他嫉妒曾經跟君兒日夜相對的司馬相如, 恨不得親手殺了他,又怕日後娶君兒時,為他人所詬病,更怕君兒對他還有情義。
他捧在手心, 舍不得讓她受一點委屈的女郎,司馬相如竟然要納妾,辜負了她的一番情意。
劉徹自遇見君兒以後,再也沒有過彆的女子, 已經是為君兒守身如玉一般,連他自己也覺得不可思議。但是他極為清楚的是, 如若他做了對不起君兒的事情, 君兒立時就會走得乾乾淨淨,再也不留下一絲痕跡。
時至今日,君兒終於成了他的妻子,成了漢室的皇後。
他們生同衾,死亦同穴。
劉徹親得夠了,放開蘇碧曦的唇, 仍然時不時地親吻她的眼睛,鼻子,耳朵,臉頰,每一處他眷戀的地方,低低地說著情話,“我的乖乖兒,終於是我的妻子了。”
蘇碧曦看著他笑,“我的阿徹,是我的夫君了。”
話還沒說完,蘇碧曦的手已經伸到了劉徹衣服裡麵作怪,用手去捏劉徹的腰。
她再次喟歎,真是一把好腰啊,真是好身段啊。
這樣俊美威嚴,肌膚細膩光滑,腰肢勁瘦,肌肉勻稱,又手握大權的郎君,從今日起,便打上了她的名字,再也不許任何人染指。

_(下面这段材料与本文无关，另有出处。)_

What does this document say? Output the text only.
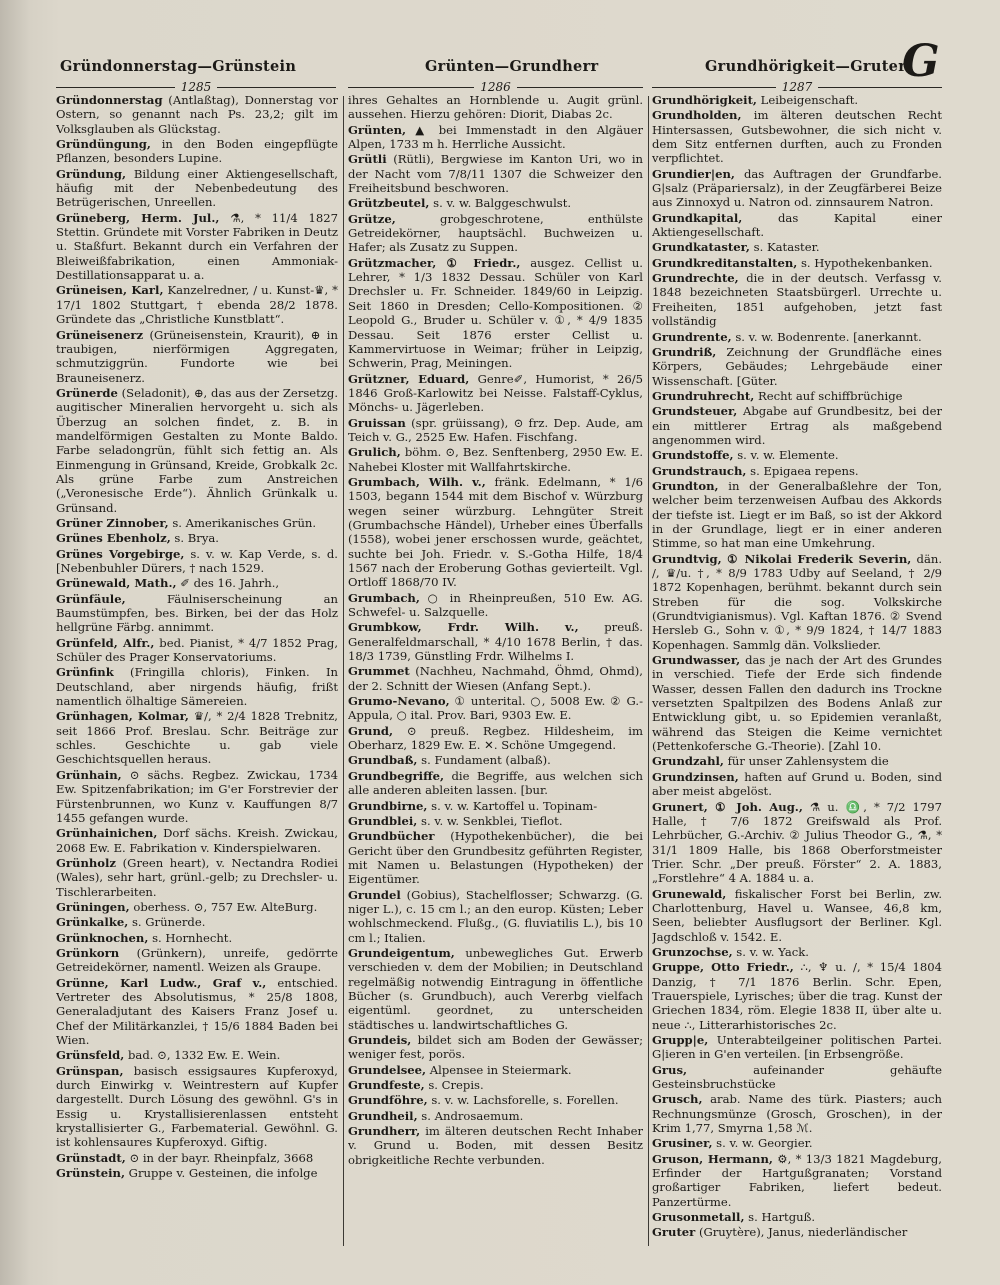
Gründonnerstag—Grünstein	Grünten—Grundherr	Grundhörigkeit—Gruter
G
1285	1286	1287
Gründonnerstag (Antlaßtag), Donnerstag vor Ostern, so genannt nach Ps. 23,2; gilt im Volksglauben als Glückstag.
Gründüngung, in den Boden eingepflügte Pflanzen, besonders Lupine.
Gründung, Bildung einer Aktiengesellschaft, häufig mit der Nebenbedeutung des Betrügerischen, Unreellen.
Grüneberg, Herm. Jul., ⚗, * 11/4 1827 Stettin. Gründete mit Vorster Fabriken in Deutz u. Staßfurt. Bekannt durch ein Verfahren der Bleiweißfabrikation, einen Ammoniak-Destillationsapparat u. a.
Grüneisen, Karl, Kanzelredner, / u. Kunst-♛, * 17/1 1802 Stuttgart, † ebenda 28/2 1878. Gründete das „Christliche Kunstblatt“.
Grüneisenerz (Grüneisenstein, Kraurit), ⊕ in traubigen, nierförmigen Aggregaten, schmutziggrün. Fundorte wie bei Brauneisenerz.
Grünerde (Seladonit), ⊕, das aus der Zersetzg. augitischer Mineralien hervorgeht u. sich als Überzug an solchen findet, z. B. in mandelförmigen Gestalten zu Monte Baldo. Farbe seladongrün, fühlt sich fettig an. Als Einmengung in Grünsand, Kreide, Grobkalk 2c. Als grüne Farbe zum Anstreichen („Veronesische Erde“). Ähnlich Grünkalk u. Grünsand.
Grüner Zinnober, s. Amerikanisches Grün.
Grünes Ebenholz, s. Brya.
Grünes Vorgebirge, s. v. w. Kap Verde, s. d. [Nebenbuhler Dürers, † nach 1529.
Grünewald, Math., ✐ des 16. Jahrh.,
Grünfäule, Fäulniserscheinung an Baumstümpfen, bes. Birken, bei der das Holz hellgrüne Färbg. annimmt.
Grünfeld, Alfr., bed. Pianist, * 4/7 1852 Prag, Schüler des Prager Konservatoriums.
Grünfink (Fringilla chloris), Finken. In Deutschland, aber nirgends häufig, frißt namentlich ölhaltige Sämereien.
Grünhagen, Kolmar, ♛/, * 2/4 1828 Trebnitz, seit 1866 Prof. Breslau. Schr. Beiträge zur schles. Geschichte u. gab viele Geschichtsquellen heraus.
Grünhain, ⊙ sächs. Regbez. Zwickau, 1734 Ew. Spitzenfabrikation; im G'er Forstrevier der Fürstenbrunnen, wo Kunz v. Kauffungen 8/7 1455 gefangen wurde.
Grünhainichen, Dorf sächs. Kreish. Zwickau, 2068 Ew. E. Fabrikation v. Kinderspielwaren.
Grünholz (Green heart), v. Nectandra Rodiei (Wales), sehr hart, grünl.-gelb; zu Drechsler- u. Tischlerarbeiten.
Grüningen, oberhess. ⊙, 757 Ew. AlteBurg.
Grünkalke, s. Grünerde.
Grünknochen, s. Hornhecht.
Grünkorn (Grünkern), unreife, gedörrte Getreidekörner, namentl. Weizen als Graupe.
Grünne, Karl Ludw., Graf v., entschied. Vertreter des Absolutismus, * 25/8 1808, Generaladjutant des Kaisers Franz Josef u. Chef der Militärkanzlei, † 15/6 1884 Baden bei Wien.
Grünsfeld, bad. ⊙, 1332 Ew. E. Wein.
Grünspan, basisch essigsaures Kupferoxyd, durch Einwirkg v. Weintrestern auf Kupfer dargestellt. Durch Lösung des gewöhnl. G's in Essig u. Krystallisierenlassen entsteht krystallisierter G., Farbematerial. Gewöhnl. G. ist kohlensaures Kupferoxyd. Giftig.
Grünstadt, ⊙ in der bayr. Rheinpfalz, 3668
Grünstein, Gruppe v. Gesteinen, die infolge
ihres Gehaltes an Hornblende u. Augit grünl. aussehen. Hierzu gehören: Diorit, Diabas 2c.
Grünten, ▲ bei Immenstadt in den Algäuer Alpen, 1733 m h. Herrliche Aussicht.
Grütli (Rütli), Bergwiese im Kanton Uri, wo in der Nacht vom 7/8/11 1307 die Schweizer den Freiheitsbund beschworen.
Grützbeutel, s. v. w. Balggeschwulst.
Grütze, grobgeschrotene, enthülste Getreidekörner, hauptsächl. Buchweizen u. Hafer; als Zusatz zu Suppen.
Grützmacher, ① Friedr., ausgez. Cellist u. Lehrer, * 1/3 1832 Dessau. Schüler von Karl Drechsler u. Fr. Schneider. 1849/60 in Leipzig. Seit 1860 in Dresden; Cello-Kompositionen. ② Leopold G., Bruder u. Schüler v. ①, * 4/9 1835 Dessau. Seit 1876 erster Cellist u. Kammervirtuose in Weimar; früher in Leipzig, Schwerin, Prag, Meiningen.
Grützner, Eduard, Genre✐, Humorist, * 26/5 1846 Groß-Karlowitz bei Neisse. Falstaff-Cyklus, Mönchs- u. Jägerleben.
Gruissan (spr. grüissang), ⊙ frz. Dep. Aude, am Teich v. G., 2525 Ew. Hafen. Fischfang.
Grulich, böhm. ⊙, Bez. Senftenberg, 2950 Ew. E. Nahebei Kloster mit Wallfahrtskirche.
Grumbach, Wilh. v., fränk. Edelmann, * 1/6 1503, begann 1544 mit dem Bischof v. Würzburg wegen seiner würzburg. Lehngüter Streit (Grumbachsche Händel), Urheber eines Überfalls (1558), wobei jener erschossen wurde, geächtet, suchte bei Joh. Friedr. v. S.-Gotha Hilfe, 18/4 1567 nach der Eroberung Gothas gevierteilt. Vgl. Ortloff 1868/70 IV.
Grumbach, ○ in Rheinpreußen, 510 Ew. AG. Schwefel- u. Salzquelle.
Grumbkow, Frdr. Wilh. v., preuß. Generalfeldmarschall, * 4/10 1678 Berlin, † das. 18/3 1739, Günstling Frdr. Wilhelms I.
Grummet (Nachheu, Nachmahd, Öhmd, Ohmd), der 2. Schnitt der Wiesen (Anfang Sept.).
Grumo-Nevano, ① unterital. ○, 5008 Ew. ② G.-Appula, ○ ital. Prov. Bari, 9303 Ew. E.
Grund, ⊙ preuß. Regbez. Hildesheim, im Oberharz, 1829 Ew. E. ✕. Schöne Umgegend.
Grundbaß, s. Fundament (albaß).
Grundbegriffe, die Begriffe, aus welchen sich alle anderen ableiten lassen. [bur.
Grundbirne, s. v. w. Kartoffel u. Topinam-
Grundblei, s. v. w. Senkblei, Tieflot.
Grundbücher (Hypothekenbücher), die bei Gericht über den Grundbesitz geführten Register, mit Namen u. Belastungen (Hypotheken) der Eigentümer.
Grundel (Gobius), Stachelflosser; Schwarzg. (G. niger L.), c. 15 cm l.; an den europ. Küsten; Leber wohlschmeckend. Flußg., (G. fluviatilis L.), bis 10 cm l.; Italien.
Grundeigentum, unbewegliches Gut. Erwerb verschieden v. dem der Mobilien; in Deutschland regelmäßig notwendig Eintragung in öffentliche Bücher (s. Grundbuch), auch Vererbg vielfach eigentüml. geordnet, zu unterscheiden städtisches u. landwirtschaftliches G.
Grundeis, bildet sich am Boden der Gewässer; weniger fest, porös.
Grundelsee, Alpensee in Steiermark.
Grundfeste, s. Crepis.
Grundföhre, s. v. w. Lachsforelle, s. Forellen.
Grundheil, s. Androsaemum.
Grundherr, im älteren deutschen Recht Inhaber v. Grund u. Boden, mit dessen Besitz obrigkeitliche Rechte verbunden.
Grundhörigkeit, Leibeigenschaft.
Grundholden, im älteren deutschen Recht Hintersassen, Gutsbewohner, die sich nicht v. dem Sitz entfernen durften, auch zu Fronden verpflichtet.
Grundier|en, das Auftragen der Grundfarbe. G|salz (Präpariersalz), in der Zeugfärberei Beize aus Zinnoxyd u. Natron od. zinnsaurem Natron.
Grundkapital, das Kapital einer Aktiengesellschaft.
Grundkataster, s. Kataster.
Grundkreditanstalten, s. Hypothekenbanken.
Grundrechte, die in der deutsch. Verfassg v. 1848 bezeichneten Staatsbürgerl. Urrechte u. Freiheiten, 1851 aufgehoben, jetzt fast vollständig
Grundrente, s. v. w. Bodenrente. [anerkannt.
Grundriß, Zeichnung der Grundfläche eines Körpers, Gebäudes; Lehrgebäude einer Wissenschaft. [Güter.
Grundruhrecht, Recht auf schiffbrüchige
Grundsteuer, Abgabe auf Grundbesitz, bei der ein mittlerer Ertrag als maßgebend angenommen wird.
Grundstoffe, s. v. w. Elemente.
Grundstrauch, s. Epigaea repens.
Grundton, in der Generalbaßlehre der Ton, welcher beim terzenweisen Aufbau des Akkords der tiefste ist. Liegt er im Baß, so ist der Akkord in der Grundlage, liegt er in einer anderen Stimme, so hat man eine Umkehrung.
Grundtvig, ① Nikolai Frederik Severin, dän. /, ♛/u. †, * 8/9 1783 Udby auf Seeland, † 2/9 1872 Kopenhagen, berühmt. bekannt durch sein Streben für die sog. Volkskirche (Grundtvigianismus). Vgl. Kaftan 1876. ② Svend Hersleb G., Sohn v. ①, * 9/9 1824, † 14/7 1883 Kopenhagen. Sammlg dän. Volkslieder.
Grundwasser, das je nach der Art des Grundes in verschied. Tiefe der Erde sich findende Wasser, dessen Fallen den dadurch ins Trockne versetzten Spaltpilzen des Bodens Anlaß zur Entwicklung gibt, u. so Epidemien veranlaßt, während das Steigen die Keime vernichtet (Pettenkofersche G.-Theorie). [Zahl 10.
Grundzahl, für unser Zahlensystem die
Grundzinsen, haften auf Grund u. Boden, sind aber meist abgelöst.
Grunert, ① Joh. Aug., ⚗ u. ♎, * 7/2 1797 Halle, † 7/6 1872 Greifswald als Prof. Lehrbücher, G.-Archiv. ② Julius Theodor G., ⚗, * 31/1 1809 Halle, bis 1868 Oberforstmeister Trier. Schr. „Der preuß. Förster“ 2. A. 1883, „Forstlehre“ 4 A. 1884 u. a.
Grunewald, fiskalischer Forst bei Berlin, zw. Charlottenburg, Havel u. Wansee, 46,8 km, Seen, beliebter Ausflugsort der Berliner. Kgl. Jagdschloß v. 1542. E.
Grunzochse, s. v. w. Yack.
Gruppe, Otto Friedr., ∴, ♆ u. /, * 15/4 1804 Danzig, † 7/1 1876 Berlin. Schr. Epen, Trauerspiele, Lyrisches; über die trag. Kunst der Griechen 1834, röm. Elegie 1838 II, über alte u. neue ∴, Litterarhistorisches 2c.
Grupp|e, Unterabteilgeiner politischen Partei. G|ieren in G'en verteilen. [in Erbsengröße.
Grus, aufeinander gehäufte Gesteinsbruchstücke
Grusch, arab. Name des türk. Piasters; auch Rechnungsmünze (Grosch, Groschen), in der Krim 1,77, Smyrna 1,58 ℳ.
Grusiner, s. v. w. Georgier.
Gruson, Hermann, ⚙, * 13/3 1821 Magdeburg, Erfinder der Hartgußgranaten; Vorstand großartiger Fabriken, liefert bedeut. Panzertürme.
Grusonmetall, s. Hartguß.
Gruter (Gruytère), Janus, niederländischer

劉徹被她捉弄得心頭火起,逮著她的脖頸就是一頓啃咬,蘇碧曦卻笑著脫他的衣裳,“郎君竟如此等不及了?”
“我看看到底是誰在脫我的衣裳,還說我等不及?”劉徹磨牙。
“洞房花燭之夜,自是**良夜,等不及不是正常的嗎?”蘇碧曦氣息不勻,仍然挑釁地道,“莫非這時候應當衣著整齊,秉燭夜談?”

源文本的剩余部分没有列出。